La Commissione Gramsci si associa al (nuovo)PCI nella diffusione del comunicato “Contrattaccare alla Richard Ginori”. La classe operaia della Richard Ginori ha avuto sempre ruolo da protagonista nella lotta di classe del nostro paese. Nel documento delle due compagne si fa riferimento allo storico sciopero dei settanta giorni, contro misure del padrone Richard il cui obiettivo era obbligare gli operai a scendere sul terreno di lotta, costringerli a uno sciopero prolungato, approfittare delle debolezze della CGL e infiltrare tra di loro i fascisti. I fascisti screditarono il sindacato e iniziarono la propaganda per il corporativismo, perché, cioè, gli operai anziché unirsi nella lotta contro il padrone si unissero al padrone nella lotta contro altri operai, contro i “sovversivi”.
L’Ordine Nuovo di Gramsci intervenne sulla questione:
“Sesto, questa piccola oasi di tranquilla
operosità proletaria, doveva cadere, gioco forza, in mano agli squadristi,
doveva anch’essa essere occupata dalle guardie bianche, come la quasi totalità
delle cittadine, del paese, delle campagne della provincia di Firenze .
È vero che la difesa di questo borgo operaio
avrebbe potuto significare la ragione per una energica azione offensiva delle
forze proletarie del fiorentina ed è vero anche che motivi per organizzare
questa offensiva e condurla ce n’erano nell’episodio della difesa di Sesto
dall’assalto delle squadre fasciste.
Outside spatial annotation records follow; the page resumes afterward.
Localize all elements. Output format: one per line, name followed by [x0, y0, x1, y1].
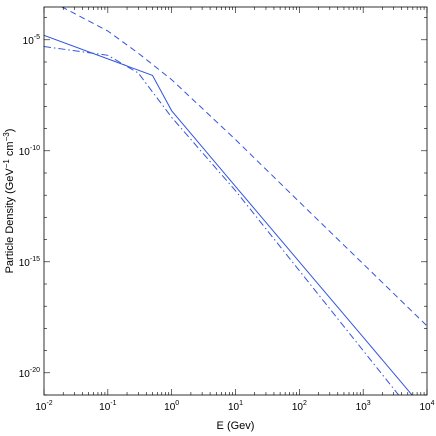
x-tick-label: 102	[292, 400, 307, 413]
x-tick-label: 101	[228, 400, 243, 413]
x-axis-title: E (Gev)	[217, 420, 255, 432]
series-layer	[44, 7, 427, 395]
y-axis-title-part3: )	[4, 129, 16, 133]
y-tick-label: 10-20	[19, 367, 40, 380]
series-line-solid	[44, 34, 413, 395]
series-line-dashed	[61, 7, 427, 327]
y-tick-label: 10-15	[19, 256, 40, 269]
x-tick-label: 103	[356, 400, 371, 413]
x-tick-label: 100	[164, 400, 179, 413]
y-axis-title-part2: cm	[4, 141, 16, 159]
x-tick-label: 104	[419, 400, 434, 413]
series-line-dashdot	[44, 46, 400, 395]
y-axis-title: Particle Density (GeV−1 cm−3)	[2, 129, 17, 274]
y-tick-label: 10-5	[23, 34, 40, 47]
x-tick-label: 10-2	[35, 400, 52, 413]
x-tick-label: 10-1	[99, 400, 116, 413]
ticks-layer: 10-2 10-1 100 101 102 103 104 10-5 10-10 10-15 10-…	[19, 7, 435, 413]
y-axis-title-sup1: −1	[2, 159, 11, 169]
y-axis-title-sup2: −3	[2, 132, 11, 142]
y-tick-label: 10-10	[19, 145, 40, 158]
y-axis-title-part1: Particle Density (GeV	[4, 168, 16, 274]
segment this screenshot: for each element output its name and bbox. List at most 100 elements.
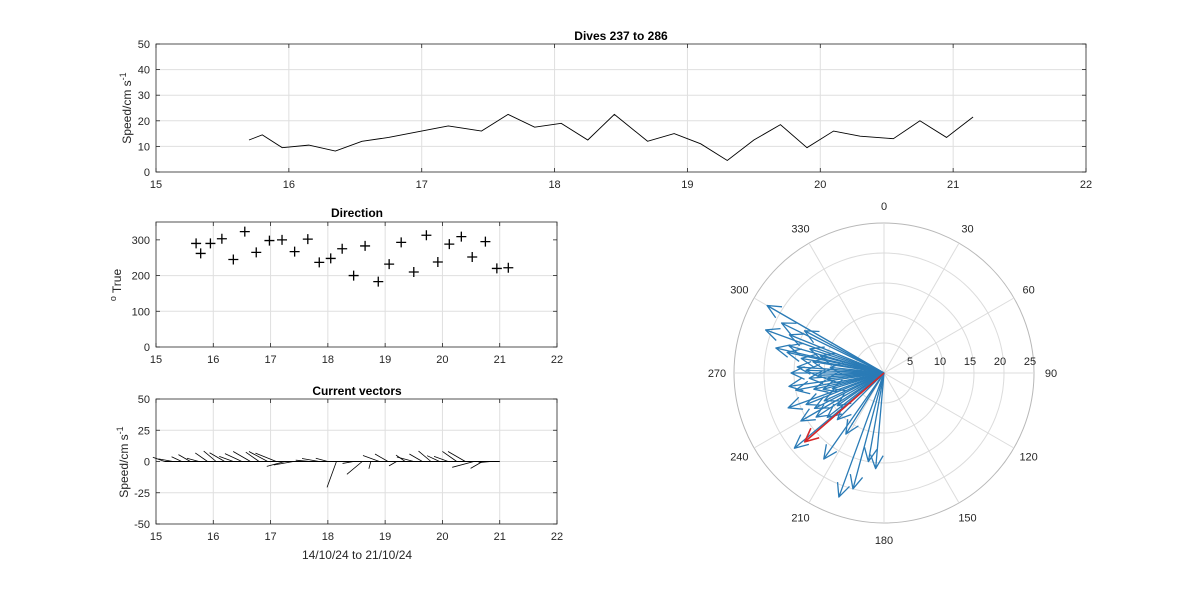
polar-spoke xyxy=(808,372,885,504)
speed-title: Dives 237 to 286 xyxy=(574,29,668,43)
polar-theta-label: 300 xyxy=(730,285,748,297)
vectors-ylabel: Speed/cm s-1 xyxy=(115,426,131,497)
vectors-stick xyxy=(418,450,432,462)
speed-ticks: 15 16 17 18 19 20 21 22 0 10 20 30 40 50 xyxy=(138,39,1092,191)
direction-point xyxy=(195,248,206,259)
vectors-ytick-label: -25 xyxy=(134,488,150,500)
polar-theta-label: 240 xyxy=(730,452,748,464)
vectors-series xyxy=(152,450,500,488)
polar-spoke xyxy=(883,372,1015,449)
direction-point xyxy=(467,252,478,262)
speed-ytick-label: 30 xyxy=(138,90,150,102)
direction-point xyxy=(421,230,432,241)
direction-point xyxy=(408,267,419,277)
vectors-axes: Current vectors 15 16 17 18 19 20 21 22 -50 -25 0 2… xyxy=(115,384,563,562)
speed-ytick-label: 0 xyxy=(144,167,150,179)
speed-axes: Dives 237 to 286 15 16 17 18 19 20 21 22 0 10 20 30… xyxy=(118,29,1092,191)
speed-xtick-label: 20 xyxy=(814,179,826,191)
direction-point xyxy=(314,257,325,268)
vectors-stick xyxy=(326,461,337,488)
direction-point xyxy=(277,234,288,245)
vectors-xtick-label: 16 xyxy=(207,531,219,543)
polar-theta-label: 60 xyxy=(1023,285,1035,297)
direction-xtick-label: 16 xyxy=(207,354,219,366)
vectors-xtick-label: 20 xyxy=(436,531,448,543)
vectors-xtick-label: 17 xyxy=(264,531,276,543)
direction-xtick-label: 19 xyxy=(379,354,391,366)
speed-ylabel: Speed/cm s-1 xyxy=(118,72,134,143)
polar-theta-label: 90 xyxy=(1045,368,1057,380)
speed-line xyxy=(248,113,974,162)
vectors-stick xyxy=(346,461,363,475)
polar-axes: 5 10 15 20 25 0 30 60 90 120 150 180 210 240 270 300 330 xyxy=(708,201,1057,547)
vectors-stick xyxy=(186,457,200,462)
direction-point xyxy=(480,236,491,247)
speed-xtick-label: 17 xyxy=(416,179,428,191)
vectors-title: Current vectors xyxy=(312,384,402,398)
direction-title: Direction xyxy=(331,206,383,220)
vectors-stick xyxy=(442,451,457,462)
direction-point xyxy=(228,254,239,265)
polar-vector-arrow xyxy=(780,322,885,374)
vectors-xtick-label: 15 xyxy=(150,531,162,543)
vectors-stick xyxy=(388,461,397,467)
speed-series xyxy=(248,113,974,162)
polar-vector-arrow xyxy=(805,372,885,406)
speed-xtick-label: 15 xyxy=(150,179,162,191)
polar-vector-arrow xyxy=(845,372,885,435)
polar-vector-arrow xyxy=(836,372,885,498)
direction-ytick-label: 200 xyxy=(132,271,150,283)
vectors-stick xyxy=(342,461,354,464)
vectors-xtick-label: 22 xyxy=(551,531,563,543)
direction-point xyxy=(373,276,384,287)
direction-series xyxy=(191,226,514,287)
polar-r-label: 15 xyxy=(964,356,976,368)
vectors-stick xyxy=(315,457,328,462)
speed-xtick-label: 21 xyxy=(947,179,959,191)
polar-theta-label: 0 xyxy=(881,201,887,213)
vectors-stick xyxy=(158,458,174,462)
polar-theta-label: 270 xyxy=(708,368,726,380)
vectors-stick xyxy=(219,455,234,462)
direction-ylabel: oTrue xyxy=(108,269,124,302)
vectors-xtick-label: 18 xyxy=(322,531,334,543)
speed-xtick-label: 22 xyxy=(1080,179,1092,191)
direction-point xyxy=(503,262,514,273)
speed-xtick-label: 18 xyxy=(548,179,560,191)
direction-ytick-label: 0 xyxy=(144,342,150,354)
direction-point xyxy=(456,231,467,242)
direction-point xyxy=(289,246,300,257)
direction-grid xyxy=(156,222,557,347)
polar-mean-arrow xyxy=(803,372,885,443)
direction-point xyxy=(396,237,407,248)
speed-xtick-label: 16 xyxy=(283,179,295,191)
vectors-ytick-label: -50 xyxy=(134,519,150,531)
vectors-stick xyxy=(224,453,243,462)
direction-point xyxy=(348,270,359,281)
polar-vector-arrow xyxy=(764,327,885,374)
polar-vector-arrow xyxy=(786,348,885,374)
direction-point xyxy=(251,247,262,258)
polar-r-label: 5 xyxy=(907,356,913,368)
vectors-stick xyxy=(171,456,182,462)
vectors-stick xyxy=(248,451,268,462)
direction-point xyxy=(216,233,227,244)
direction-xtick-label: 21 xyxy=(494,354,506,366)
direction-point xyxy=(264,235,275,246)
direction-point xyxy=(360,240,371,251)
vectors-stick xyxy=(362,455,380,462)
speed-ytick-label: 50 xyxy=(138,39,150,51)
vectors-stick xyxy=(195,452,208,462)
direction-point xyxy=(205,238,216,249)
direction-axes: Direction 15 16 17 18 19 20 21 22 0 100 200 300 oTr… xyxy=(108,206,563,366)
polar-theta-label: 210 xyxy=(791,513,809,525)
speed-ytick-label: 10 xyxy=(138,141,150,153)
speed-axis-box xyxy=(155,43,1087,173)
direction-point xyxy=(337,243,348,254)
vectors-stick xyxy=(203,450,217,462)
vectors-stick xyxy=(452,461,475,468)
direction-point xyxy=(239,226,250,237)
polar-r-label: 25 xyxy=(1024,356,1036,368)
vectors-xlabel: 14/10/24 to 21/10/24 xyxy=(302,548,412,562)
Bastava che a dirigere le masse
organizzate della nostra provincia vi fossero stati uomini capaci di intendere
la necessità di agire, adatti ad affrontare una battaglia terribile, grandiosa,
disperata. Invece anche questo ultimo lembo di terra proletaria, questo
superstite paese “rosso” è caduto senza resistere incontro ad un branco di
bravacci e anche per Sesto s’è iniziata ora la triste occupazione dei fasci di
combattimento.
Non c’è affatto da meravigliarsene.
Lo sciopero
dei ceramisti, impostato su un terreno difficile, uscito da una
situazione ambigua, equivoca, oscura - è
vera, on. Paolino, la storia del concordato da voi accettato e sottoscritto e
poi fatto infirmare dagli operai lanciati nella battaglia? - avrebbe dovuto
esser condotto energicamente e disperatamente, senza indecisioni pericolose,
senza perplessità, senza dubbi. Perché questo sciopero...non era più una
semplice battaglia da sostenersi con degli industriali reazionari e caparbi e
intransigenti, ma dopo il violento intervento delle squadre fasciste,
intervento portato a disordinare, a impressionare, a indebolire la resistenza
operaia, si era trasformato nel primo tentativo squadrista di impiegare la
sopraffazione e il sopruso nelle lotte sindacali. Si direbbe quasi che
l’eccezionale significato di questa lotta sia sfuggito ai dirigenti le
organizzazioni sindacali fiorentine, ai confederalisti della Camera del Lavoro.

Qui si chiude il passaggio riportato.